Graham Cooke is a web3 advisor and the author of Web3 – The End of Business as Usual
The 2000 DotCom crash led many to predict the death of the web. Falling share prices, evidence of corporate skulduggery and business bankruptcies showed that the experiment was over. However, as we know, 2000 was just a stepping stone to a digital revolution that has fundamentally changed business and society.
Web3 is currently in its DotCom crash moment. Falling coin prices, spectacular business flameouts and allegations of fraud are leading many to gleefully dance on the grave of the blockchain. But I think any obituaries are premature.
Web3 to web4
As with the internet in 2000, web3 is in its infancy. It’s in what I call its protocol era. Like the early web, we’re at the stage of developing the train tracks which underpin the technology. It’s complex, hard to use and off-putting for consumers.
Web2, and in the future web4, are the app eras, where the consumer friendly applications are built on these protocols. In web2 we saw the likes of facebook and twitter creating services that drove massive global adoption on the protocols of web1. Similarly, whilst web3 is driving real change, web4 will be when you see the real impact of this technology.
The supply side revolution
Web3, and its successor web4 are set to fundamentally change the world. The shift to a web3 economy is at least as big a transformation as we saw from pre-internet to internet based society. And it’s going to have a massive impact on marketing.
The shift that we are seeing is from the demand-side revolution of web1/2 to one on the supply side. Web1 and web2 changed how we bought products and services and how we communicated with each other.

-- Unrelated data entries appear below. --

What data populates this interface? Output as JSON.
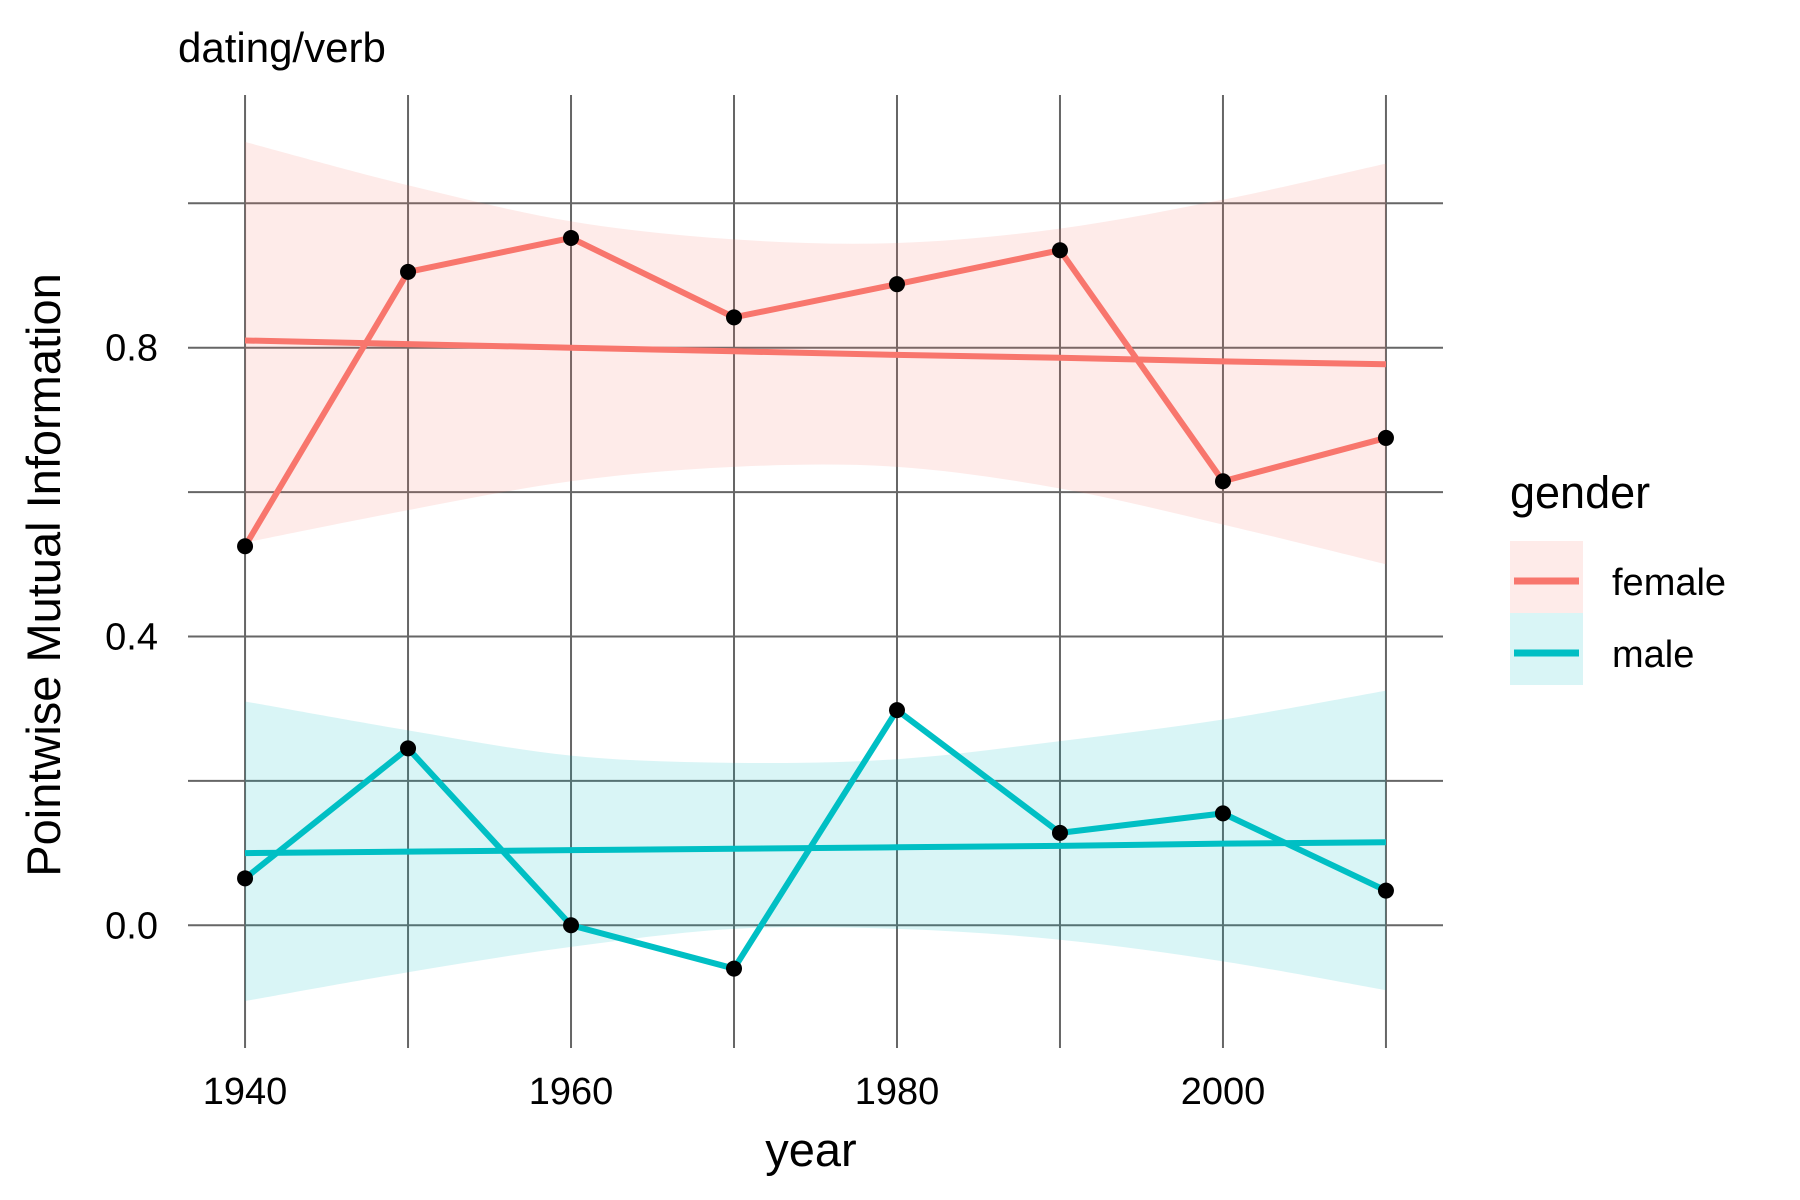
{
  "chart_data": {
    "type": "line",
    "title": "dating/verb",
    "xlabel": "year",
    "ylabel": "Pointwise Mutual Information",
    "x": [
      1940,
      1950,
      1960,
      1970,
      1980,
      1990,
      2000,
      2010
    ],
    "xlim": [
      1936.5,
      2013.5
    ],
    "ylim": [
      -0.17,
      1.15
    ],
    "x_ticks": [
      1940,
      1960,
      1980,
      2000
    ],
    "x_tick_labels": [
      "1940",
      "1960",
      "1980",
      "2000"
    ],
    "x_grid": [
      1940,
      1950,
      1960,
      1970,
      1980,
      1990,
      2000,
      2010
    ],
    "y_ticks": [
      0.0,
      0.4,
      0.8
    ],
    "y_tick_labels": [
      "0.0",
      "0.4",
      "0.8"
    ],
    "y_grid": [
      0.0,
      0.2,
      0.4,
      0.6,
      0.8,
      1.0
    ],
    "grid": true,
    "legend": {
      "title": "gender",
      "position": "right"
    },
    "series": [
      {
        "name": "female",
        "color": "#F8766D",
        "values": [
          0.525,
          0.905,
          0.952,
          0.842,
          0.888,
          0.935,
          0.615,
          0.675
        ],
        "trend": [
          0.81,
          0.805,
          0.8,
          0.795,
          0.79,
          0.786,
          0.781,
          0.777
        ],
        "ci_lower": [
          0.53,
          0.575,
          0.615,
          0.635,
          0.635,
          0.605,
          0.555,
          0.5
        ],
        "ci_upper": [
          1.085,
          1.025,
          0.975,
          0.95,
          0.945,
          0.965,
          1.005,
          1.055
        ]
      },
      {
        "name": "male",
        "color": "#00BFC4",
        "values": [
          0.065,
          0.245,
          0.0,
          -0.06,
          0.298,
          0.128,
          0.155,
          0.048
        ],
        "trend": [
          0.1,
          0.102,
          0.104,
          0.106,
          0.108,
          0.11,
          0.113,
          0.115
        ],
        "ci_lower": [
          -0.105,
          -0.065,
          -0.03,
          -0.005,
          -0.005,
          -0.02,
          -0.05,
          -0.09
        ],
        "ci_upper": [
          0.31,
          0.27,
          0.235,
          0.225,
          0.23,
          0.255,
          0.285,
          0.325
        ]
      }
    ]
  }
}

Web3 and web4 will introduce a supply side revolution, entirely changing how we come together to create products, content and services, our economies and even governance structures.
Through tokens, which essentially give users a shareholding in a project, and DAOs (distributed autonomous organisations), which make them an active stakeholder, web3 will create a bottom up economy, rather than the top down corporation model we see today.
Marketing in a web3 world
What this means for marketers is that a web3/4 strategy is going to be about more than just taking payments in Bitcoin. The fundamentals of business are going to be upended and the way that we market to consumers must change with it.
The key change will be that web3 will make consumers a part of the supply chain. They will be active and incentivised participants in the creation, marketing and distribution of products, not just passive purchasers. Through DAOs, consumers become real stakeholders in products, part of a community that owns a product or service as much as a brand or a corporation.
The upside of this is that incentivised consumer/creators will do your job for you. Marketing will happen within and from these product communities. Marketers will be able to recruit an army of tens of thousands of community members to be the voice of the brand. In a way it’ll be like affiliate marketing but strictly provable and native to the web.
The AI future
Longer term, web4 will be the platform that enables a personalised, AI driven web. This will go beyond the concept of a unified public web to create personalised webs for each individual, driven by AI that builds them in real time. This will effectively create a digital twin for each of us that understands our wants and needs and fulfils them automatically. Think ChatGPT but based on your own datasets.
Operating on web3 protocols, this AI web will remove humans as the primary commerce actors on the web, with our digital twins identifying, negotiating and purchasing the content, products and services that it understands we want.
For marketers this shift is fundamental. You’re no longer going to be producing creative for humans, its going to be about understanding the AI marketplace and creating products and services optimised for these twins and their real-world human partners.
The death of advertising
As with any prediction of the ‘Death of…’, web3/4 will not be the end of advertising. Products and services will still need to compete to be bought by end consumers.
It will, however, be the end of advertising as we know it. The basic supply side value chain on which advertising rests will be gone. Brands will not simply advertise to passive consumers, they will need to join them in their communities and work with them to build and sell products and services.
This is going to change not just the world of advertising, but the world full stop.